Yine mahkememizce davacının 2014 yılında imzaladığı tatkibe yarar imza asıllarının bulunduğu evrakların celbi ile dosyanın yeniden Adli Tıp Kurumu Fizik İhtisas Dairesine gönderilerek davaya konu senetler altındaki imzaların davacının eli ürünü olup olmadığı hususlarında inceleme yaptırılmasına karar verilmiş, Adli Tıp Kurumu Fizik İhtisas Dairesi’nin 19/07/2018 tarihli raporunda; inceleme konusu 30/08/2014 ödeme günlü senetteki borçlu imzaları ile …’nın mukayese imzaları arasında tersim biçimi, işleklik derecesi, alışkanlıklar, istif, eğim, doğrultu, seyir, hız ve baskı derecesi bakımından uygunluk ve benzerlikler saptandığından söz konusu imzaların …’nın eli ürünü olduğu, inceleme konusu diğer 3 senetteki borçlu imzaları ile …’nın mukayese imzaları arasında uygunluk ve benzerlikler saptanmadığından söz konusu imzaların mevcut mukayese imzalarına kıyasla …’nın eli ürünü olmadığı yönünde kanaat bildirilmiştir.

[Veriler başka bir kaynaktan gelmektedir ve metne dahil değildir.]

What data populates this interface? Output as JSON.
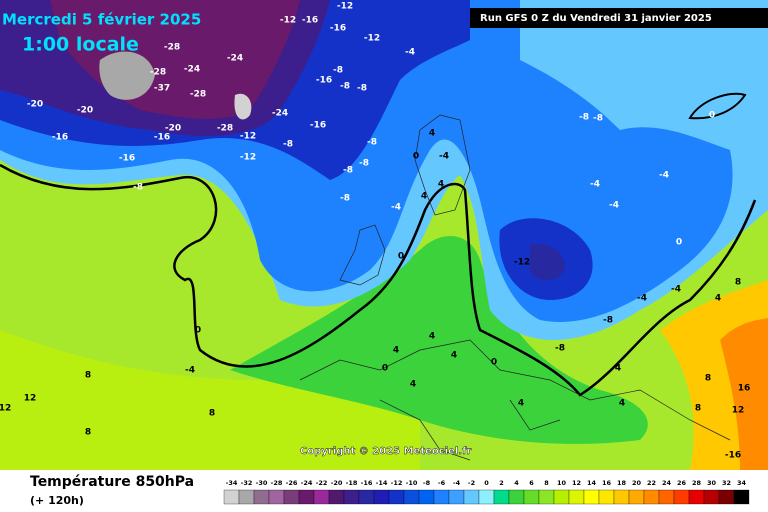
{
  "header": {
    "date": "Mercredi 5 février 2025",
    "time": "1:00 locale",
    "run": "Run GFS 0 Z du Vendredi 31 janvier 2025"
  },
  "copyright": "Copyright © 2025 Meteociel.fr",
  "footer": {
    "title": "Température 850hPa",
    "lead": "(+ 120h)"
  },
  "map_labels": [
    -28,
    -28,
    -24,
    -24,
    -37,
    -28,
    -20,
    -20,
    -16,
    -16,
    -16,
    -20,
    -28,
    -12,
    -12,
    -8,
    -24,
    -16,
    -8,
    -16,
    -8,
    -8,
    -12,
    -12,
    -16,
    -16,
    -12,
    -4,
    -8,
    -8,
    -8,
    -8,
    -8,
    -4,
    0,
    -4,
    4,
    4,
    4,
    0,
    -12,
    -8,
    -8,
    -4,
    -4,
    -4,
    0,
    0,
    -4,
    -4,
    -8,
    0,
    -4,
    8,
    12,
    12,
    8,
    8,
    4,
    4,
    0,
    0,
    4,
    4,
    4,
    4,
    4,
    8,
    16,
    12,
    8,
    8,
    4,
    -16,
    -8
  ],
  "legend": {
    "items": [
      {
        "value": -34,
        "color": "#d2d2d2"
      },
      {
        "value": -32,
        "color": "#a8a8a8"
      },
      {
        "value": -30,
        "color": "#906c90"
      },
      {
        "value": -28,
        "color": "#a064a0"
      },
      {
        "value": -26,
        "color": "#7a3c7a"
      },
      {
        "value": -24,
        "color": "#6a1a6a"
      },
      {
        "value": -22,
        "color": "#9a2a9a"
      },
      {
        "value": -20,
        "color": "#50196e"
      },
      {
        "value": -18,
        "color": "#3c1e8c"
      },
      {
        "value": -16,
        "color": "#2828a0"
      },
      {
        "value": -14,
        "color": "#1e1eb4"
      },
      {
        "value": -12,
        "color": "#1432c8"
      },
      {
        "value": -10,
        "color": "#0a50dc"
      },
      {
        "value": -8,
        "color": "#0064f0"
      },
      {
        "value": -6,
        "color": "#1e82ff"
      },
      {
        "value": -4,
        "color": "#3ca0ff"
      },
      {
        "value": -2,
        "color": "#64c8ff"
      },
      {
        "value": 0,
        "color": "#8cf0ff"
      },
      {
        "value": 2,
        "color": "#00dc8c"
      },
      {
        "value": 4,
        "color": "#3cd23c"
      },
      {
        "value": 6,
        "color": "#64dc28"
      },
      {
        "value": 8,
        "color": "#8ce628"
      },
      {
        "value": 10,
        "color": "#b4f000"
      },
      {
        "value": 12,
        "color": "#dcf500"
      },
      {
        "value": 14,
        "color": "#ffff00"
      },
      {
        "value": 16,
        "color": "#ffe600"
      },
      {
        "value": 18,
        "color": "#ffc800"
      },
      {
        "value": 20,
        "color": "#ffaa00"
      },
      {
        "value": 22,
        "color": "#ff8c00"
      },
      {
        "value": 24,
        "color": "#ff6400"
      },
      {
        "value": 26,
        "color": "#ff3c00"
      },
      {
        "value": 28,
        "color": "#e60000"
      },
      {
        "value": 30,
        "color": "#b40000"
      },
      {
        "value": 32,
        "color": "#780000"
      },
      {
        "value": 34,
        "color": "#000000"
      }
    ]
  }
}
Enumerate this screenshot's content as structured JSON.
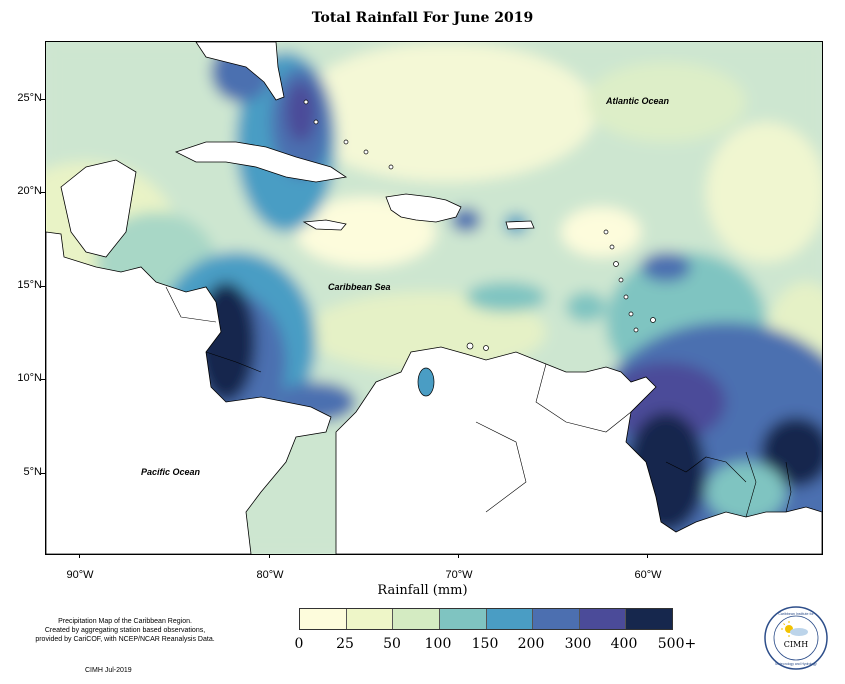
{
  "title": "Total Rainfall For June 2019",
  "axes": {
    "y_ticks": [
      "25°N",
      "20°N",
      "15°N",
      "10°N",
      "5°N"
    ],
    "x_ticks": [
      "90°W",
      "80°W",
      "70°W",
      "60°W"
    ],
    "x_title": "Rainfall (mm)"
  },
  "map_labels": {
    "atlantic": "Atlantic Ocean",
    "caribbean": "Caribbean Sea",
    "pacific": "Pacific Ocean"
  },
  "legend": {
    "bins": [
      {
        "label": "0",
        "color": "#fdfcdc"
      },
      {
        "label": "25",
        "color": "#eef6c8"
      },
      {
        "label": "50",
        "color": "#d4ebc2"
      },
      {
        "label": "100",
        "color": "#b4dcc4"
      },
      {
        "label": "150",
        "color": "#7fc4c1"
      },
      {
        "label": "200",
        "color": "#4a9dc4"
      },
      {
        "label": "300",
        "color": "#4c6fb0"
      },
      {
        "label": "400",
        "color": "#4b4b99"
      },
      {
        "label": "500+",
        "color": "#16274d"
      }
    ]
  },
  "description": {
    "line1": "Precipitation Map of the Caribbean Region.",
    "line2": "Created by aggregating station based observations,",
    "line3": "provided by CariCOF, with NCEP/NCAR Reanalysis Data."
  },
  "credit": "CIMH Jul-2019",
  "logo": {
    "ring_top": "Caribbean Institute for",
    "ring_bottom": "Meteorology and Hydrology",
    "center": "CIMH",
    "icon": "sun-cloud-icon"
  }
}
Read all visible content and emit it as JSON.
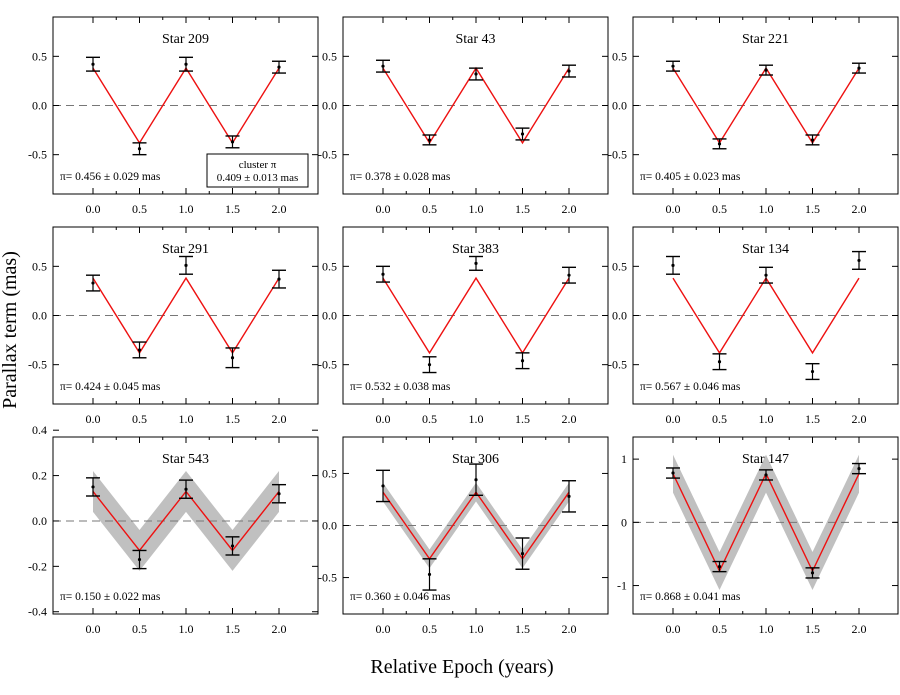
{
  "figure": {
    "ylabel": "Parallax term (mas)",
    "xlabel": "Relative Epoch (years)",
    "xticks": [
      "0.0",
      "0.5",
      "1.0",
      "1.5",
      "2.0"
    ]
  },
  "colors": {
    "model": "#ee1111",
    "band": "#c0c0c0",
    "zero_line": "#777777",
    "axes": "#000000"
  },
  "chart_data": [
    {
      "type": "scatter",
      "title": "Star 209",
      "ylim": [
        -0.9,
        0.9
      ],
      "yticks": [
        "0.5",
        "0.0",
        "-0.5"
      ],
      "ytick_values": [
        0.5,
        0,
        -0.5
      ],
      "amplitude": 0.38,
      "band_halfwidth": 0,
      "parallax_label": "π= 0.456 ±  0.029 mas",
      "cluster_label": [
        "cluster π",
        "0.409 ± 0.013 mas"
      ],
      "points": [
        {
          "x": 0,
          "y": 0.42,
          "err": 0.07
        },
        {
          "x": 0.5,
          "y": -0.44,
          "err": 0.06
        },
        {
          "x": 1,
          "y": 0.42,
          "err": 0.07
        },
        {
          "x": 1.5,
          "y": -0.37,
          "err": 0.06
        },
        {
          "x": 2,
          "y": 0.39,
          "err": 0.06
        }
      ]
    },
    {
      "type": "scatter",
      "title": "Star 43",
      "ylim": [
        -0.9,
        0.9
      ],
      "yticks": [
        "0.5",
        "0.0",
        "-0.5"
      ],
      "ytick_values": [
        0.5,
        0,
        -0.5
      ],
      "amplitude": 0.38,
      "band_halfwidth": 0,
      "parallax_label": "π= 0.378 ±  0.028 mas",
      "points": [
        {
          "x": 0,
          "y": 0.4,
          "err": 0.06
        },
        {
          "x": 0.5,
          "y": -0.35,
          "err": 0.05
        },
        {
          "x": 1,
          "y": 0.32,
          "err": 0.06
        },
        {
          "x": 1.5,
          "y": -0.29,
          "err": 0.06
        },
        {
          "x": 2,
          "y": 0.35,
          "err": 0.06
        }
      ]
    },
    {
      "type": "scatter",
      "title": "Star 221",
      "ylim": [
        -0.9,
        0.9
      ],
      "yticks": [
        "0.5",
        "0.0",
        "-0.5"
      ],
      "ytick_values": [
        0.5,
        0,
        -0.5
      ],
      "amplitude": 0.38,
      "band_halfwidth": 0,
      "parallax_label": "π= 0.405 ±  0.023 mas",
      "points": [
        {
          "x": 0,
          "y": 0.4,
          "err": 0.05
        },
        {
          "x": 0.5,
          "y": -0.39,
          "err": 0.05
        },
        {
          "x": 1,
          "y": 0.36,
          "err": 0.05
        },
        {
          "x": 1.5,
          "y": -0.35,
          "err": 0.05
        },
        {
          "x": 2,
          "y": 0.38,
          "err": 0.05
        }
      ]
    },
    {
      "type": "scatter",
      "title": "Star 291",
      "ylim": [
        -0.9,
        0.9
      ],
      "yticks": [
        "0.5",
        "0.0",
        "-0.5"
      ],
      "ytick_values": [
        0.5,
        0,
        -0.5
      ],
      "amplitude": 0.38,
      "band_halfwidth": 0,
      "parallax_label": "π= 0.424 ±  0.045 mas",
      "points": [
        {
          "x": 0,
          "y": 0.33,
          "err": 0.08
        },
        {
          "x": 0.5,
          "y": -0.35,
          "err": 0.08
        },
        {
          "x": 1,
          "y": 0.51,
          "err": 0.09
        },
        {
          "x": 1.5,
          "y": -0.43,
          "err": 0.1
        },
        {
          "x": 2,
          "y": 0.37,
          "err": 0.09
        }
      ]
    },
    {
      "type": "scatter",
      "title": "Star 383",
      "ylim": [
        -0.9,
        0.9
      ],
      "yticks": [
        "0.5",
        "0.0",
        "-0.5"
      ],
      "ytick_values": [
        0.5,
        0,
        -0.5
      ],
      "amplitude": 0.38,
      "band_halfwidth": 0,
      "parallax_label": "π= 0.532 ±  0.038 mas",
      "points": [
        {
          "x": 0,
          "y": 0.42,
          "err": 0.08
        },
        {
          "x": 0.5,
          "y": -0.5,
          "err": 0.08
        },
        {
          "x": 1,
          "y": 0.53,
          "err": 0.07
        },
        {
          "x": 1.5,
          "y": -0.46,
          "err": 0.08
        },
        {
          "x": 2,
          "y": 0.41,
          "err": 0.08
        }
      ]
    },
    {
      "type": "scatter",
      "title": "Star 134",
      "ylim": [
        -0.9,
        0.9
      ],
      "yticks": [
        "0.5",
        "0.0",
        "-0.5"
      ],
      "ytick_values": [
        0.5,
        0,
        -0.5
      ],
      "amplitude": 0.38,
      "band_halfwidth": 0,
      "parallax_label": "π= 0.567 ±  0.046 mas",
      "points": [
        {
          "x": 0,
          "y": 0.51,
          "err": 0.09
        },
        {
          "x": 0.5,
          "y": -0.47,
          "err": 0.08
        },
        {
          "x": 1,
          "y": 0.41,
          "err": 0.08
        },
        {
          "x": 1.5,
          "y": -0.57,
          "err": 0.08
        },
        {
          "x": 2,
          "y": 0.56,
          "err": 0.09
        }
      ]
    },
    {
      "type": "scatter",
      "title": "Star 543",
      "ylim": [
        -0.41,
        0.37
      ],
      "yticks": [
        "0.4",
        "0.2",
        "0.0",
        "-0.2",
        "-0.4"
      ],
      "ytick_values": [
        0.4,
        0.2,
        0,
        -0.2,
        -0.4
      ],
      "amplitude": 0.13,
      "band_halfwidth": 0.09,
      "parallax_label": "π= 0.150 ±  0.022 mas",
      "points": [
        {
          "x": 0,
          "y": 0.15,
          "err": 0.04
        },
        {
          "x": 0.5,
          "y": -0.17,
          "err": 0.04
        },
        {
          "x": 1,
          "y": 0.14,
          "err": 0.04
        },
        {
          "x": 1.5,
          "y": -0.11,
          "err": 0.04
        },
        {
          "x": 2,
          "y": 0.12,
          "err": 0.04
        }
      ]
    },
    {
      "type": "scatter",
      "title": "Star 306",
      "ylim": [
        -0.85,
        0.85
      ],
      "yticks": [
        "0.5",
        "0.0",
        "-0.5"
      ],
      "ytick_values": [
        0.5,
        0,
        -0.5
      ],
      "amplitude": 0.32,
      "band_halfwidth": 0.09,
      "parallax_label": "π= 0.360 ±  0.046 mas",
      "points": [
        {
          "x": 0,
          "y": 0.38,
          "err": 0.15
        },
        {
          "x": 0.5,
          "y": -0.47,
          "err": 0.15
        },
        {
          "x": 1,
          "y": 0.44,
          "err": 0.15
        },
        {
          "x": 1.5,
          "y": -0.27,
          "err": 0.15
        },
        {
          "x": 2,
          "y": 0.28,
          "err": 0.15
        }
      ]
    },
    {
      "type": "scatter",
      "title": "Star 147",
      "ylim": [
        -1.45,
        1.35
      ],
      "yticks": [
        "1",
        "0",
        "-1"
      ],
      "ytick_values": [
        1,
        0,
        -1
      ],
      "amplitude": 0.77,
      "band_halfwidth": 0.3,
      "parallax_label": "π= 0.868 ±  0.041 mas",
      "points": [
        {
          "x": 0,
          "y": 0.78,
          "err": 0.08
        },
        {
          "x": 0.5,
          "y": -0.7,
          "err": 0.08
        },
        {
          "x": 1,
          "y": 0.75,
          "err": 0.08
        },
        {
          "x": 1.5,
          "y": -0.8,
          "err": 0.08
        },
        {
          "x": 2,
          "y": 0.85,
          "err": 0.08
        }
      ]
    }
  ]
}
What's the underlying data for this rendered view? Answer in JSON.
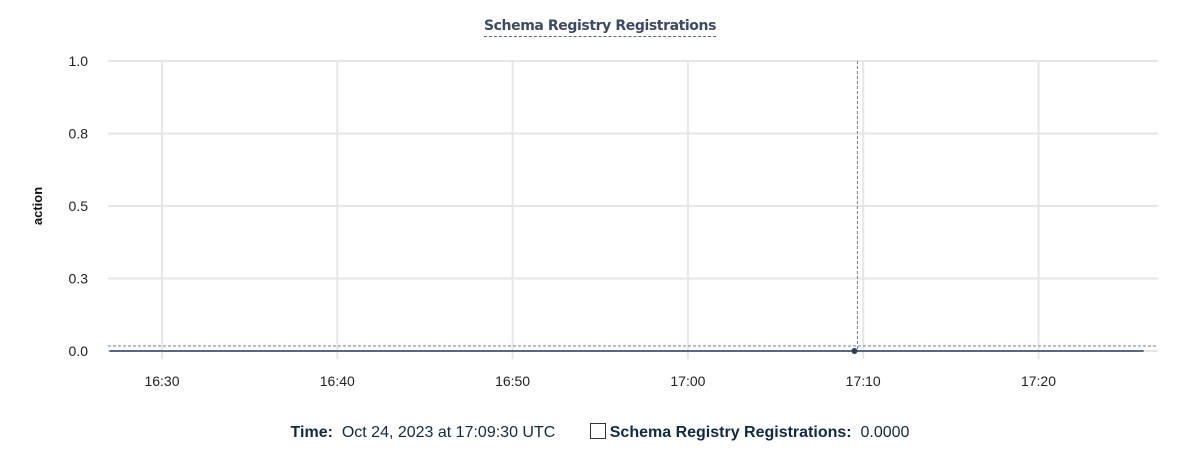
{
  "chart_data": {
    "type": "line",
    "title": "Schema Registry Registrations",
    "ylabel": "action",
    "xlabel": "",
    "ylim": [
      0,
      1
    ],
    "y_ticks": [
      "0.0",
      "0.3",
      "0.5",
      "0.8",
      "1.0"
    ],
    "y_tick_values": [
      0,
      0.25,
      0.5,
      0.75,
      1.0
    ],
    "x_ticks": [
      "16:30",
      "16:40",
      "16:50",
      "17:00",
      "17:10",
      "17:20"
    ],
    "xlim": [
      "16:27",
      "17:26"
    ],
    "grid": true,
    "series": [
      {
        "name": "Schema Registry Registrations",
        "x": [
          "16:27",
          "17:09:30",
          "17:26"
        ],
        "values": [
          0,
          0,
          0
        ],
        "color": "#2c3e5c"
      }
    ],
    "hover_point": {
      "x": "17:09:30",
      "value": 0
    }
  },
  "legend": {
    "time_label": "Time:",
    "time_value": "Oct 24, 2023 at 17:09:30 UTC",
    "series_label": "Schema Registry Registrations:",
    "series_value": "0.0000"
  }
}
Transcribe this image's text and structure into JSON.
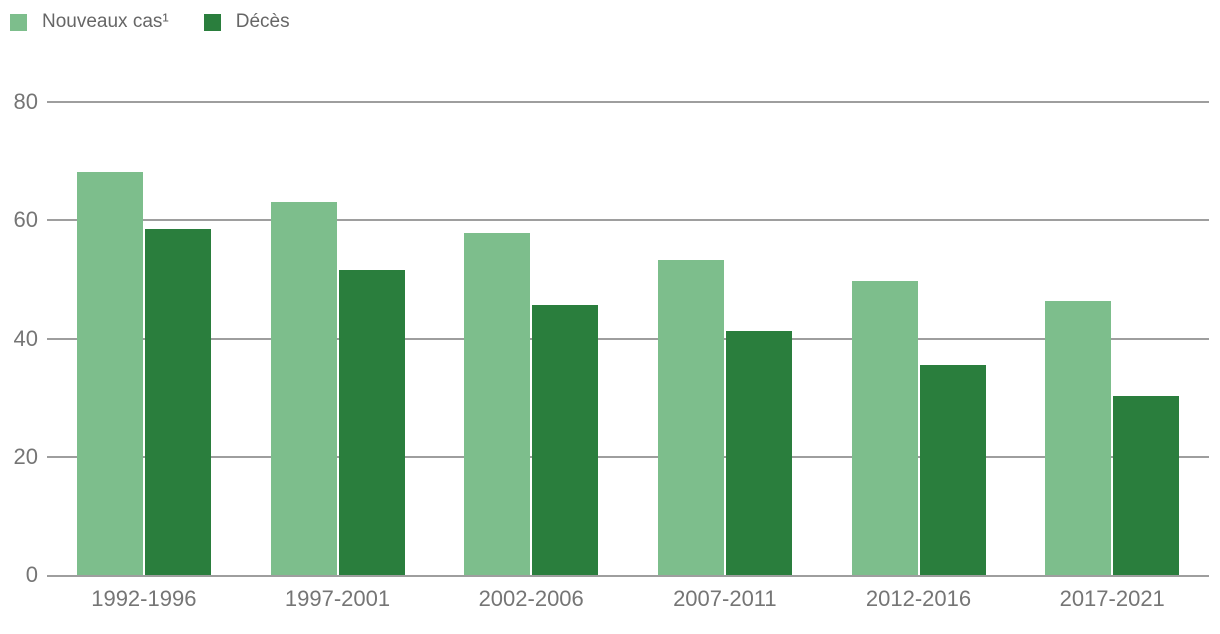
{
  "legend": {
    "items": [
      {
        "id": "nouveaux-cas",
        "label": "Nouveaux cas¹",
        "color": "#7dbe8c"
      },
      {
        "id": "deces",
        "label": "Décès",
        "color": "#2a7e3d"
      }
    ]
  },
  "chart_data": {
    "type": "bar",
    "title": "",
    "xlabel": "",
    "ylabel": "",
    "categories": [
      "1992-1996",
      "1997-2001",
      "2002-2006",
      "2007-2011",
      "2012-2016",
      "2017-2021"
    ],
    "series": [
      {
        "id": "nouveaux-cas",
        "name": "Nouveaux cas¹",
        "color": "#7dbe8c",
        "values": [
          68.2,
          63.1,
          57.9,
          53.2,
          49.8,
          46.3
        ]
      },
      {
        "id": "deces",
        "name": "Décès",
        "color": "#2a7e3d",
        "values": [
          58.6,
          51.6,
          45.6,
          41.2,
          35.5,
          30.2
        ]
      }
    ],
    "ylim": [
      0,
      80
    ],
    "y_ticks": [
      0,
      20,
      40,
      60,
      80
    ],
    "grid": true,
    "legend_position": "top-left"
  },
  "style_colors": {
    "gridline": "#9e9e9e",
    "axis_label_text": "#757575",
    "legend_text": "#666666",
    "background": "#ffffff"
  }
}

Yapılan yargılama, davacının iddiaları, davalının beyanları, Adli Tıp Kurumu Fizik İhtisas Dairesi raporları, bilirkişi raporu ve tüm dosya kapsamı birlikte değerlendirildiğinde; her ne kadar davalı tarafından dava konusu edilen senetler sebebi ile davacı hakkında haciz işlemi yapılmış ve davacı tarafından 30/07/2014 tarihli 150.000 USD bedelli, 30/08/2014 tarihli 50.000 USD bedelli, 30/09/2014 tarihli 150.000 USD bedelli, ve 30/11/2014 tarihli 150.000 USD bedelli senetlerden dolayı borçlu olmadığının tespiti amacı ile menfi tespit davası açılmış ise de mahkememizce davacının huzurda alınan imza örnekleri ile başkaca kurum ve kuruluşlardan celp edilen imza örnekleri ile dava konusu dört adet senet üzerinde Adli Tıp Kurumu Fizik İhtisas Dairesi tarafından yapılan imza incelemesine göre 30/08/2014 tarihli ve 50.000 USD bedelli senet üzerindeki davacı adına atfen atılan imzalar ile davacı …’nın mukayese imzaları arasında uygunluk ve benzerlik saptandığından söz konusu imzaların davacı …’nın eli ürünü olduğu, diğer üç senetteki davacı adına atfen atılan imzalar ile davacı …’nın mukayese imzaları arasında uygunluk ve benzerlik saptanmadığı, söz konusu üç adet senetteki imzaların davacının eli ürünü olmadığı anlaşılmış olmakla, davacının davasının kısmen kabul/kısmen reddi ile 30/07/2014 tarihli 150.000 USD bedelli, 30/09/2014 tarihli 150.000 USD bedelli, ve 30/11/2014 tarihli 150.000 USD bedelli senetler sebebiyle davacının borçlu olmadığının tespitine, 30/08/2014 tarihli 50.000 USD bedelli senet yönünden ise açılan davanın reddine karar vermek gerekmiş, aşağıdaki hüküm kurulmuştur.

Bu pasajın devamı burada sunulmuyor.